La decisión del Supremo Tribunal Federal (STF), el más alto tribunal del Poder Judicial de Brasil, cuyas atribuciones son las de una Corte Suprema de Justicia y de un Tribunal Constitucional, de aceptar el pedido hecho por la Procuraduría General de la República (PGR) para someter al presidente Michel Temer a una proceso investigativo bajo los cargos de obstrucción de la justicia, corrupción pasiva y asociación ilícita, nuevamente ha llevado a la crisis en que está sumido Brasil a un punto cuya gravedad es tan grande que ha encendido las señales de máxima alarma no sólo en ese país sino en toda la región.

Las razones que explican esta preocupación son muchas y muy justificadas. Es tan grande la gravitación de ese país en el escenario político y económico latinoamericano que los efectos multiplicadores de su crisis se extienden más allá de sus fronteras y se ciernen como una temible amenaza sobre la estabilidad de toda la región.

A lo anterior se suma la expectativa con que es esperaba la publicación de la lista de los funcionarios de 11 países que habrían recibido sobornos de la empresa Odebrecht. Se teme que en esa lista figuren personajes de primer nivel en las estructuras políticas de sus respectivos países, por lo que los efectos políticos del escándalo podrían alcanzar una dimensión continental.

Los previsibles efectos económicos son igualmente grandes.

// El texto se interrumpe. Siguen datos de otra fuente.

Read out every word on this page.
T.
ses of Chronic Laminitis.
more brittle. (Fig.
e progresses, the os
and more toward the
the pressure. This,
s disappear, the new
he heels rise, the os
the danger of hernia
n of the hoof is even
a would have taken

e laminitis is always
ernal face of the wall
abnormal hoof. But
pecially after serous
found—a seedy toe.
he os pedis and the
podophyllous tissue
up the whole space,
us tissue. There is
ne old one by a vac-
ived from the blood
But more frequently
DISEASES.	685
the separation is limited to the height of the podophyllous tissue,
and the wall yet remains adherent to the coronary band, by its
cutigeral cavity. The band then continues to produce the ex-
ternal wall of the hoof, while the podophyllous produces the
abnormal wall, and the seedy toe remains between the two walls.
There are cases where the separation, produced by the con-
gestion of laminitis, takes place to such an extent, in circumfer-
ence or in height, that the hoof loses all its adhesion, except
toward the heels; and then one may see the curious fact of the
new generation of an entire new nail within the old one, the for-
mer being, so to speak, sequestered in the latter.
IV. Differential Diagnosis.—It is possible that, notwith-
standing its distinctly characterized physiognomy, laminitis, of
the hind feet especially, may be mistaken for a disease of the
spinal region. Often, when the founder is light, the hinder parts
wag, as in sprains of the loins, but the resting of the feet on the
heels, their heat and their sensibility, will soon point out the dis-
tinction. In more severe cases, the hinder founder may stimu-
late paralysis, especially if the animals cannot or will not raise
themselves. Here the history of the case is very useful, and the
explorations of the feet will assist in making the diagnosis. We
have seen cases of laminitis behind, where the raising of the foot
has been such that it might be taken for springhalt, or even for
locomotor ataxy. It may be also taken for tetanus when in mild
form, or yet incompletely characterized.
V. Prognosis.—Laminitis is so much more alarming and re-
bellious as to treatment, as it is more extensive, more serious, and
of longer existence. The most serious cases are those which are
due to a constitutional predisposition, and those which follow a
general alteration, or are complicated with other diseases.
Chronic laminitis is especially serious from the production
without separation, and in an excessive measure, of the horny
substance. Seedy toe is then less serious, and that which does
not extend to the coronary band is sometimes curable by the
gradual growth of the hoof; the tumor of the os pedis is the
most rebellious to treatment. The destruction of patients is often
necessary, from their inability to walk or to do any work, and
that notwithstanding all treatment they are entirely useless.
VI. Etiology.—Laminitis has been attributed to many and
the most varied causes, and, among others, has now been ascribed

El desplome de la bolsa de valores de Sao Paulo de los últimos días, por ejemplo, ha dado nuevos argumentos a las más pesimistas previsiones que auguran un empeoramiento de la recesión de la economía brasileña durante el año en curso, todo lo que ha tenido efectos directos e inmediatos en Argentina, donde el precio del dólar se disparó ayer hasta batir un nuevo récord histórico. Y si las dos principales economías de nuestra región dan señales de tanta fragilidad, no es difícil prever que ningún país puede considerarse libre del peligro de ser arrastrado en la caída.

Ante tan complejo panorama, como no podía ser de otra manera, se multiplican las reflexiones, análisis y elucubraciones teóricas en busca de explicaciones para el descalabro brasileño y sus consecuencias sobre un país que hasta hace no mucho tiempo era visto como un modelo digno de ser admirado e imitado.
Lamentablemente, como los hechos ahora lo muestran, todos los éxitos que Brasil acumuló durante los últimos años, han sido puestos en riesgo de perderse como directa consecuencia del efecto corrosivo de la corrupción, que durante los últimos años fue socavando las bases sobre las que se sostenía la estabilidad económica, política y social.

Como ahora se ve, la corrupción fue el punto débil no sólo del proyecto político encabezado por Lula da Silva y el PT sino de la élite política y empresarial brasileña que no supieron hacer frente a ese mal oportunamente.
Ahora, cuando las investigaciones en curso ponen en evidencia que la corrupción es un fenómeno que no reconoce fronteras políticas ni ideológicas, sólo queda esperar que la reacción para combatirla tampoco lo haga. Y que la amarga experiencia brasileña sirva para que en nuestro país no se cometa el mismo error y se le dé al tema la importancia que merece antes de que sea demasiado tarde.